PSERS Investigation Reveals No Wrongdoing. Instead, It Shows How a Calculation Error Can Turn Into a Pension Headache.

“A series of unfortunate oversights and a lack of transparency from a key consultant” had a domino effect for the pension fund, a law firm investigation revealed.

The Pennsylvania State Capitol building (Rachel Wisniewski/Bloomberg)

The Pennsylvania State Capitol building

(Rachel Wisniewski/Bloomberg)

A months-long internal investigation into a reporting error at the Pennsylvania Public School Employees Retirement System has revealed no evidence of wrongdoing, the PSERS board said Tuesday.

The results come almost a year after the pension fund launched the investigation into discrepancies in its investment performance figures. PSERS spent much of 2021 dealing with the fallout of this error, with the board holding numerous closed meetings and attempting to replace leadership with an outsourced chief investment officer firm. Eventually, chief investment officer Jim Grossman and executive director Glen Grell retired.

But, according to Womble Bond Dickinson, the law firm that completed the investigation, there was no evidence of foul play at the retirement system.

“We found no evidence of any kickbacks or any illegal payments,” the report on the investigation said. “We found no evidence of theft. We found no evidence of self-dealing. We found no evidence of false statements or misleading statements in financial transactions.”

Instead, the investigation revealed “a series of unfortunate oversights and a lack of transparency from a key consultant” — Aon — that led to a miscalculation that had a domino effect for the pension fund.

“We’re happy that Womble Bond got to the right answer, although we demonstrated to them months ago that there was no wrongdoing,” Matt Haverstick, Grossman’s attorney, said via email. A spokesperson for Aon declined to comment.


As a part of the investigation, Womble interviewed more than 30 people, including PSERS staff, trustees, designees, and third parties, in addition to sifting through more than 1.5 million documents. The investigation tackled two separate issues: PSERS’s property acquisitions in Harrisburg and the risk share calculation.

According to the report, in July 2020, PSERS asked its actuarial consultant, Buck, and its investment consultant Aon, to each calculate the fund performance. These numbers are important: PSERS uses its annual returns as part of a calculation that determines whether it needs to increase the contribution rate for its constituents. But the two consultants came up with different results.
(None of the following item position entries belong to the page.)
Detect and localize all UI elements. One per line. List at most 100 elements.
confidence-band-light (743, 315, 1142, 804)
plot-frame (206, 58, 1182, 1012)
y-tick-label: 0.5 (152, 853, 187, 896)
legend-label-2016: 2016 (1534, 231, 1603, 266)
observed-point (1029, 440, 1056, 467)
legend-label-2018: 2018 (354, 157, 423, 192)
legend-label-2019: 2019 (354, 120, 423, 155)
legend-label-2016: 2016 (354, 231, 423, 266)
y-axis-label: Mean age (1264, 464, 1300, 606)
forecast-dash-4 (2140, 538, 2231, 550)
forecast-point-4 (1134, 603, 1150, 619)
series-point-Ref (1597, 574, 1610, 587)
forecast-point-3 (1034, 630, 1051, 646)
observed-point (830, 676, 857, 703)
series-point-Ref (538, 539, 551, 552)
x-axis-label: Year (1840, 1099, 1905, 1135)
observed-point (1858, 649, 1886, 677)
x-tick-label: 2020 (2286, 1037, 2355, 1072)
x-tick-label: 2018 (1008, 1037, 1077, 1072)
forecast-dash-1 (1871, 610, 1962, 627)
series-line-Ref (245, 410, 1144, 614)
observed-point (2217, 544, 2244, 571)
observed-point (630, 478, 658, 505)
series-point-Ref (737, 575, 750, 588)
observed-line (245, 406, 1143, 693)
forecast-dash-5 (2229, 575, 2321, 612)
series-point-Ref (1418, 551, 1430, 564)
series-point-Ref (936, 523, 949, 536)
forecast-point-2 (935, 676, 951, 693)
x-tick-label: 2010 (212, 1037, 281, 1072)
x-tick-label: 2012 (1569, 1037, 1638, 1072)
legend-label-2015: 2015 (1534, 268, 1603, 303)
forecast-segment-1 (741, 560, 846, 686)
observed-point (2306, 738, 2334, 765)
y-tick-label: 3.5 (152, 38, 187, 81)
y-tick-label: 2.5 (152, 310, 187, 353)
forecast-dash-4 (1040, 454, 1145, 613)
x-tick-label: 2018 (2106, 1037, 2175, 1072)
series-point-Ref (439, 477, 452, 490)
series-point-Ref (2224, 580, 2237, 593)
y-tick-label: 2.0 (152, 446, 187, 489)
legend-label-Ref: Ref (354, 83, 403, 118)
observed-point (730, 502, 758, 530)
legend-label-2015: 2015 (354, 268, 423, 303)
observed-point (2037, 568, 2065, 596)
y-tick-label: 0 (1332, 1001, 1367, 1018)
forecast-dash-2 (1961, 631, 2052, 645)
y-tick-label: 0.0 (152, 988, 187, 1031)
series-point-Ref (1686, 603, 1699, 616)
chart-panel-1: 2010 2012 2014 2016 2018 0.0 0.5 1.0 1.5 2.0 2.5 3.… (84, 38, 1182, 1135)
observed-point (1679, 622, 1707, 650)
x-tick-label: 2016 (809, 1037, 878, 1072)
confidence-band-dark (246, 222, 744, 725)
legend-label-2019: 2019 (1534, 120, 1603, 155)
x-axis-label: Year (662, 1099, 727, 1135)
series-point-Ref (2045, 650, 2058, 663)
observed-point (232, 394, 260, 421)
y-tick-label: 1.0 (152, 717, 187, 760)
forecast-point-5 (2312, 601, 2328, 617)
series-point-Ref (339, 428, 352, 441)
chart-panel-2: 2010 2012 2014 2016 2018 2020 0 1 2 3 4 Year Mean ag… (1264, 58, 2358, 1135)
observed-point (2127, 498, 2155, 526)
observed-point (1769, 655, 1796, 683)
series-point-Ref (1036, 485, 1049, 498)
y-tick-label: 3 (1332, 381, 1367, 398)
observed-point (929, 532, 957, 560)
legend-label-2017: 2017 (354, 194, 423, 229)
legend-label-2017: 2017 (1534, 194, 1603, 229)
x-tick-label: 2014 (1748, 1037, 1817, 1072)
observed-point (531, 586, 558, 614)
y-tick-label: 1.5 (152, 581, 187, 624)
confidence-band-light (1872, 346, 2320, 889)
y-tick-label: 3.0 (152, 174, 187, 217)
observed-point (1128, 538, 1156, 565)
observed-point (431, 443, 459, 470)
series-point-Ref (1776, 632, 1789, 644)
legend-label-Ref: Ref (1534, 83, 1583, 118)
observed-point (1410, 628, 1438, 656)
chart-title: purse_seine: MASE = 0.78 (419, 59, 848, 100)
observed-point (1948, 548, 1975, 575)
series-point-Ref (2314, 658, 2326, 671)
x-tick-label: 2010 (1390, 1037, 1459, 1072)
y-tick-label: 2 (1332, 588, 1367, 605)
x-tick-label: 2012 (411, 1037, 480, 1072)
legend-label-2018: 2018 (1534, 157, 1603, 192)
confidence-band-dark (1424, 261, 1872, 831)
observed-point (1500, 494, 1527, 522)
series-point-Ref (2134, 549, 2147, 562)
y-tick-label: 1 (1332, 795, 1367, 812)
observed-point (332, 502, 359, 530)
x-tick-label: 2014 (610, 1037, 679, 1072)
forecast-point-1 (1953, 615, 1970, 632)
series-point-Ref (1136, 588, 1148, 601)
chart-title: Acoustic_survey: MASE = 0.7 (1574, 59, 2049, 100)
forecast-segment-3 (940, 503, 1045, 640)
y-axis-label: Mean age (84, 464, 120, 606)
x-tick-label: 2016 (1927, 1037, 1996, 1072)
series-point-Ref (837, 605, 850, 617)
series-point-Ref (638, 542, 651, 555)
What followed was a staff inquiry into Aon’s reporting practices. The team found that quarterly reports from 2014 through 2017 that showed adjustments in valuations. One of the adjustments was a 37-basis point change to a quarterly valuation in 2015.

PSERS’s investment policy shows that these quarterly reports are considered “official and final,” but that there is an approval process should revisions be necessary. According to Womble, Grossman said these changes “should be rare.”

In the fall of 2020, PSERS staff hired an outside consultant, ACA Group, to independently review performance. ACA was unable to verify two months of Aon’s reported returns. ACA’s results were reported at a December board meeting.

At that meeting, PSERS’s board was slated to vote on whether to increase member contributions. The vote hinged on whether a risk calculation, which factors in investment returns, met a specific hurdle rate.

Emails between Grossman and Aon show that there was a discrepancy in calculations, given that they were using two different sources of data. Had the team used previously-published annual report data, PSERS would have had to increase member contributions. They decided not to share this information during the meeting, where the board decided to keep member contributions at the same level they were.

However, the following day, a PSERS staffer noticed yet another performance discrepancy between Aon’s reporting and the reporting from Aksia, another PSERS consultant.

Following that discovery, PSERS’s staff contacted Aon over a dozen times, according to the report. “Aon either responded that it was still researching the issue, or, in some cases, failed to respond all together,” Womble said. Eventually, on January 7, 2021, Aon responded with a draft report, which Womble said did not address whether the total fund performance was impacted by this error.

Soon after PSERS received that report, Grossman spoke with Aon representatives, who said the issue was one of “misplaced cash flows” but not missing money. A month later, Aon representatives called Grossman again to share that the error did impact total fund performance.

“It appears that the cash flow errors were systemic due to the data entry error,” Aon told Womble in a written interview. It was caused by revisions to private credit and commodity cash flows and adjustments to performance reporting formatting.

Aon eventually disclosed this all to PSERS, taking responsibility for the error in March 2021. Still, PSERS launched the investigation that finally came to a close nearly a year later.

“Today marked an important milestone in the internal investigation and provided an opportunity at PSERS for both the board and staff,” board chairman Christopher Santa Maria said in a statement. “We are committed to learning from this process and will continue our best efforts to serve our members.”